O exército de hackers da Coreia do Norte roubou centenas de milhões de dólares durante grande parte de 2020 para financiar os programas de mísseis nucleares e balísticos do país, em clara violação à lei internacional, de acordo com um relatório confidencial das Nações Unidas.
O documento acusou o regime do líder Kim Jong Un de conduzir “operações contra instituições financeiras e casas de câmbio virtuais” para pagar por armas e sustentar a economia da Coreia do Norte. De acordo com o documento, um país não identificado, membro da ONU, afirmou que os hackers roubaram ativos virtuais no valor de US$ 316,4 milhões de dólares (cerca de R$ 1,69 bilhão) entre 2019 e novembro de 2020.

O relatório também alegou que a Coreia do Norte “produziu material físsil, manteve instalações nucleares e atualizou sua infraestrutura de mísseis balísticos” enquanto continuava “a buscar material e tecnologia para esses programas no exterior”.
A Coreia do Norte procura desenvolver há anos armas nucleares poderosas e mísseis avançados, apesar de seu imenso custo e do fato de que tal busca transformaria o país em um pária internacional, impedido pela ONU de conduzir atividades econômicas com outros países.
Segundo investigadores da ONU, o país que fez a denúncia avaliou que é “altamente provável” que a Coreia do Norte possa montar um dispositivo nuclear em um míssil balístico de qualquer alcance, embora não esteja claro que esses mísseis conseguiriam reentrar na atmosfera terrestre.
O relatório é de autoria do Painel de Especialistas na Coreia do Norte da ONU, órgão encarregado de monitorar a aplicação e eficácia das sanções impostas contra o regime de Kim como punição por suas armas nucleares e desenvolvimento de mísseis balísticos.
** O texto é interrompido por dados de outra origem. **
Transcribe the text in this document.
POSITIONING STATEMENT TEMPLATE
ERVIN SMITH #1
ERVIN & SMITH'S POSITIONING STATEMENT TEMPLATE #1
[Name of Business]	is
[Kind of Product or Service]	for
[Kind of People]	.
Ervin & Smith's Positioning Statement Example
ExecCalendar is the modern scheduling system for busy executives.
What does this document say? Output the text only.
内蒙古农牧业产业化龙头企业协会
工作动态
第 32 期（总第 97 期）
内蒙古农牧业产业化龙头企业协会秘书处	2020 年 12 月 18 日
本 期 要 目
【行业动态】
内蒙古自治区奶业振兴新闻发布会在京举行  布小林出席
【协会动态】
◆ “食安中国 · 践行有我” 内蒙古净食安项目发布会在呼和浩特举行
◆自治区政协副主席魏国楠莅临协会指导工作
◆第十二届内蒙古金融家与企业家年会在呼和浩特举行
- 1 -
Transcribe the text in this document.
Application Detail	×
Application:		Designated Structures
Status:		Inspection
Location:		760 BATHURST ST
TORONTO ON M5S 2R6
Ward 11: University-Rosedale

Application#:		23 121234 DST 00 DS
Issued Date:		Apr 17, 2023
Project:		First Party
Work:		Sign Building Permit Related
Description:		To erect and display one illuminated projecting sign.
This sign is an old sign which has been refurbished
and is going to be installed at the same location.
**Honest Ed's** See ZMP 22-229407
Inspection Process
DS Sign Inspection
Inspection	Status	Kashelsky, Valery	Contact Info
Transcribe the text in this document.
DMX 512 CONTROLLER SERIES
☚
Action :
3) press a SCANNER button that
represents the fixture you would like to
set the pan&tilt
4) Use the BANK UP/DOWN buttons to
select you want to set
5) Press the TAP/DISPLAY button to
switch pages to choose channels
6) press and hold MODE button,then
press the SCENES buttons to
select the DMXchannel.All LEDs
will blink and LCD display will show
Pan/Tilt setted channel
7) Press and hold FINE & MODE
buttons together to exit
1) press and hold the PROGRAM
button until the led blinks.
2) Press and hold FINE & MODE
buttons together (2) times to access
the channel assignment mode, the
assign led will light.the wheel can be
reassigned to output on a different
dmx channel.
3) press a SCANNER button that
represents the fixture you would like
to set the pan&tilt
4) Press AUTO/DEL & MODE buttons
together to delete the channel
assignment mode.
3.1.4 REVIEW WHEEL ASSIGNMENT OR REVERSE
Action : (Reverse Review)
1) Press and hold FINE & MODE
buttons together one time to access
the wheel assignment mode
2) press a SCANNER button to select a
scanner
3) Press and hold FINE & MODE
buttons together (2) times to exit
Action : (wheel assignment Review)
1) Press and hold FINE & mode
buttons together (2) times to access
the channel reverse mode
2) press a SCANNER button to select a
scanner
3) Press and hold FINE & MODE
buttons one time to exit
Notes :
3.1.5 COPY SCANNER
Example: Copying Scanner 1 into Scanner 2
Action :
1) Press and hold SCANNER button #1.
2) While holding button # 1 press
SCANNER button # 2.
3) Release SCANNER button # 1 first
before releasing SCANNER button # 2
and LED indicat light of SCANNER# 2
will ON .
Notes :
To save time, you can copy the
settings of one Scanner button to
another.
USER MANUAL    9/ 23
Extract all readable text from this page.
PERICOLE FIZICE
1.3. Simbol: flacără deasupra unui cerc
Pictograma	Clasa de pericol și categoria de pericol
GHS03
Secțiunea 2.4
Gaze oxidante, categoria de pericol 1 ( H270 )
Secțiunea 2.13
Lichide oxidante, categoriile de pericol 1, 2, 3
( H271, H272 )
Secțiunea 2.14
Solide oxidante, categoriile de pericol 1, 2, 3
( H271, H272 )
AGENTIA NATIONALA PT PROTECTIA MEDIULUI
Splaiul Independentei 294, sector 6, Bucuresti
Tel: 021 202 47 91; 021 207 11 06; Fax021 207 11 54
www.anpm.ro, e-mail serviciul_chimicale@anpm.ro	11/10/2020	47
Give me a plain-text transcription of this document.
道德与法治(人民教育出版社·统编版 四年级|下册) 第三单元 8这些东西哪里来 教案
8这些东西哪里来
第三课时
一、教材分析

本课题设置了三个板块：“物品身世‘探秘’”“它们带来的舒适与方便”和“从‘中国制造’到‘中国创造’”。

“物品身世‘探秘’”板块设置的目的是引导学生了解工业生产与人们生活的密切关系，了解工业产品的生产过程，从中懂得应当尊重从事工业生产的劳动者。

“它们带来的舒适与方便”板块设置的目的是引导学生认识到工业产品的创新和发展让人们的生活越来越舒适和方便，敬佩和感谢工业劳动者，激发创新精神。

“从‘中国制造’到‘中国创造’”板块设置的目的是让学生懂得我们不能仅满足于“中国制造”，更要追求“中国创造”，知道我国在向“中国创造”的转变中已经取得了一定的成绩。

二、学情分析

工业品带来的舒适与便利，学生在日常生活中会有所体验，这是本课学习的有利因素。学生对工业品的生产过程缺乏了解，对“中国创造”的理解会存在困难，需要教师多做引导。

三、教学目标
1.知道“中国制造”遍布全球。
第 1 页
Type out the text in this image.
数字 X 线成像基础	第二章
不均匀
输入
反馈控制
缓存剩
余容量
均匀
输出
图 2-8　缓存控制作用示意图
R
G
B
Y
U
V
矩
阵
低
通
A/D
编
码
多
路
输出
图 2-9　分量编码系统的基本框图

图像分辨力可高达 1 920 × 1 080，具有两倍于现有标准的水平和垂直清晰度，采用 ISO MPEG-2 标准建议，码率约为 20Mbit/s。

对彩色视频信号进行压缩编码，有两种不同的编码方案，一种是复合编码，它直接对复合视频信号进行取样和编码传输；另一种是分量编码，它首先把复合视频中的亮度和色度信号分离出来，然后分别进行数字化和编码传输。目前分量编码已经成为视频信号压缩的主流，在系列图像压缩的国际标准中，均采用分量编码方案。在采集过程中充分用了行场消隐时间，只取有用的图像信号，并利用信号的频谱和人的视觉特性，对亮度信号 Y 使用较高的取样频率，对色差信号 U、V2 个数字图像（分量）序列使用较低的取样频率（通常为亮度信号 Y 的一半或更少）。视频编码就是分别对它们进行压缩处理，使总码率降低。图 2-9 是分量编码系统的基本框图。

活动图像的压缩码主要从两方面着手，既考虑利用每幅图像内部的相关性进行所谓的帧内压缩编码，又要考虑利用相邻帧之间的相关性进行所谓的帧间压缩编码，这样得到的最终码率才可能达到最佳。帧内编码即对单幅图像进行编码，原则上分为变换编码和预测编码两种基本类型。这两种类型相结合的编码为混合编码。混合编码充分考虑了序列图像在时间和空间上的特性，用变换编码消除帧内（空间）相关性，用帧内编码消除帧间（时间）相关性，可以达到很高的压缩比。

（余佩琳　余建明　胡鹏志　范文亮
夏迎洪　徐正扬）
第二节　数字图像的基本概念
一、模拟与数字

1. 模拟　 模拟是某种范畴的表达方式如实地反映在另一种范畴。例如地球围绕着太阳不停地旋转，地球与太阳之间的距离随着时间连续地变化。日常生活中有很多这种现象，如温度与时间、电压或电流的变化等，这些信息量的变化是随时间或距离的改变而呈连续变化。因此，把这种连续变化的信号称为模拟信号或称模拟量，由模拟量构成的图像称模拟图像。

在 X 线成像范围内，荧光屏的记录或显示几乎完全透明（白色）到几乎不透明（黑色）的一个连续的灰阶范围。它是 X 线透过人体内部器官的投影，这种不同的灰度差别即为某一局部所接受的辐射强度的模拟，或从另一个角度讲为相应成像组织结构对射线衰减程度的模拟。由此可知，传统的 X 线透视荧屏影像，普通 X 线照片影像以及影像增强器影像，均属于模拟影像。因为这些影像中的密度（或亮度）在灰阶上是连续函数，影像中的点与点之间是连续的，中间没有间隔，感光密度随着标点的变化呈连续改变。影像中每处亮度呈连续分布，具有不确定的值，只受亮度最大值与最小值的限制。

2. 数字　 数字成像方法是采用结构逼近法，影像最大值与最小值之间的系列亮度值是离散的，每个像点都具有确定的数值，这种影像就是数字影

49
Detalhes desse relatório confidencial foram obtidos pela CNN por meio de uma fonte diplomática do Conselho de Segurança das Nações Unidas, que compartilhou trechos do documento sob a condição de anonimato. O documento reúne informações recebidas de países membros da ONU, de agências de inteligência, da mídia e de pessoas que fugiram do país – não registra dados fornecidos pela própria Coreia do Norte. Esses relatórios são normalmente divulgados a cada seis meses, um no meio do primeiro semestre e outro no meio do segundo semestre.
Não está claro quando este relatório será publicado. Vazamentos anteriores enfureceram China e Rússia, ambos membros do Conselho de Segurança da ONU, levando a impasses diplomáticos e atrasos.
A missão da Coreia do Norte nas Nações Unidas não respondeu ao pedido da CNN para comentar a denúncia, mas as alegações no relatório estão alinhadas com os planos recentes apresentados por Kim. Em um importante encontro político no mês passado, Kim disse que a Coreia do Norte trabalhará para desenvolver novas armas avançadas para seus programas nucleares e de mísseis, como armas nucleares táticas e ogivas projetadas para penetrar em sistemas de defesa antimísseis para deter os Estados Unidos, apesar do relacionamento que ele desenvolveu com o ex-presidente Donald Trump.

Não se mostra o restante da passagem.